Streamlining ARM Data Access With AI-Ready Infrastructure

Published: 28 May 2026

New storage, software, and computing frameworks set the stage for next‑generation data tools and research support

Two people examine a high performance computing cluster. The people are blurry, indicating that they are moving around at a fast pace. — The ARM Data Center has been preparing its infrastructure, including the Cumulus high performance computing cluster, for artificial intelligence (AI). Image is courtesy of Oak Ridge National Laboratory (ORNL).

As artificial intelligence (AI) becomes more integrated into scientific workflows, the U.S. Department of Energy’s (DOE’s) Atmospheric Radiation Measurement (ARM) User Facility continues to improve its computing, storage, and software frameworks and develop new tools that enhance the ARM data user experience.

The improvements aim to help researchers access observations and metadata more quickly and easily while reducing the time spent searching for, understanding, downloading, and managing large data sets. This is particularly important because ARM has collected more than 30 years of atmospheric data, totaling over 8 petabytes.

“AI‑ready infrastructure is no longer optional,” says Giri Prakash, ARM’s chief data and computing officer.

Prakash, who manages the ARM Data Center at Oak Ridge National Laboratory (ORNL) in Tennessee, describes the effort as a phased, incremental approach to enhancing data infrastructure to support ARM’s growing computational demands. “These developments are being added to ARM’s already very capable infrastructure to accommodate the demanding requirements of AI applications.”

Building an AI‑Ready Data Center

ARM began preparing its infrastructure for AI about four years ago, starting with hardware.

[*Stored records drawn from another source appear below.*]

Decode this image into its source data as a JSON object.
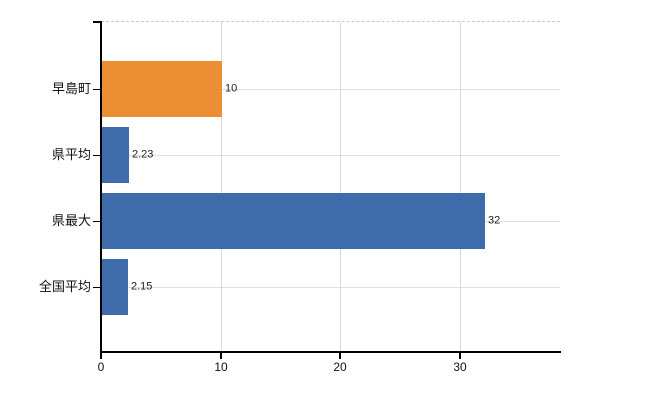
{
  "chart_data": {
    "type": "bar",
    "orientation": "horizontal",
    "title": "",
    "xlabel": "",
    "ylabel": "",
    "categories": [
      "早島町",
      "県平均",
      "県最大",
      "全国平均"
    ],
    "values": [
      10,
      2.23,
      32,
      2.15
    ],
    "value_labels": [
      "10",
      "2.23",
      "32",
      "2.15"
    ],
    "bar_colors": [
      "#ec8f34",
      "#3e6cab",
      "#3e6cab",
      "#3e6cab"
    ],
    "x_ticks": [
      0,
      10,
      20,
      30
    ],
    "x_tick_labels": [
      "0",
      "10",
      "20",
      "30"
    ],
    "xlim": [
      0,
      38.4
    ],
    "grid": "on",
    "legend": "none",
    "colors": {
      "bar_blue": "#3e6cab",
      "bar_orange": "#ec8f34",
      "axis": "#000000",
      "gridline_vertical": "#d9d9d9",
      "gridline_horizontal": "#dbe1db",
      "top_border_dashed": "#c9c9c9",
      "background": "#ffffff",
      "text": "#111111"
    }
  }
}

The ARM Data Center installed graphics processing units (GPUs) to the Cumulus high performance computing cluster. Multiple projects used the GPUs, including data quality analysis, radar processing, and data product generation.

As AI use intensifies, a more significant upgrade is now underway. ARM is replacing its file server with an AI-ready storage platform that connects directly to the GPU environment. This will enable AI models to access ARM data and metadata at high speed, rather than waiting for slower file transfers.

For more information: Check out ARM’s new Artificial Intelligence web page.

According to Prakash, ARM is acquiring 25 to 30 new GPUs, including processing units designed to accelerate AI workloads, to meet its computational needs over the next two to five years.

Along with adding and upgrading computing and storage infrastructure, ARM’s cybersecurity and network engineering teams are enhancing controls to manage access to ARM computing, data, and AI resources and tools.

The enhanced infrastructure extends beyond hardware. ARM has been developing a software environment that will enable large language models (LLMs) and agent-based systems to communicate with data holdings, metadata, and quality records.

As organizations like ARM build AI-ready infrastructure, they are focusing on AI agents that can reason through multi-step tasks, access external tools, and make limited autonomous decisions. Unlike traditional AI assistants that simply answer questions, agent-based systems can retrieve data, interact with software platforms, and coordinate workflows with minimal human intervention.

Prakash describes an LLM as “the brain that understands and explains; an agent is the system that uses that brain to access data and get work done. While the LLM provides general reasoning and language ability, agents connect it to institutional knowledge, tools, and actions.”

ARM Data Advisor: Putting the User First

Three conversation bubbles, with the first introducing themselves as the ARM Data Center and asking how they can help today, the second asking for ARM data products relevant to recent research on cloud microphysics and atmospheric water properties, and the third responding with a list of liquid water path and precipitable water vapor variables, datastreams, sites where they are measured, the period of record that overlaps the last ~3 years, quality control information, and links to the data in Data Discovery. — In this ARM Data Advisor example, the AI agent responds to a user request for recent research on cloud microphysics and atmospheric water properties. Screen capture is courtesy of Wade Darnell, ORNL.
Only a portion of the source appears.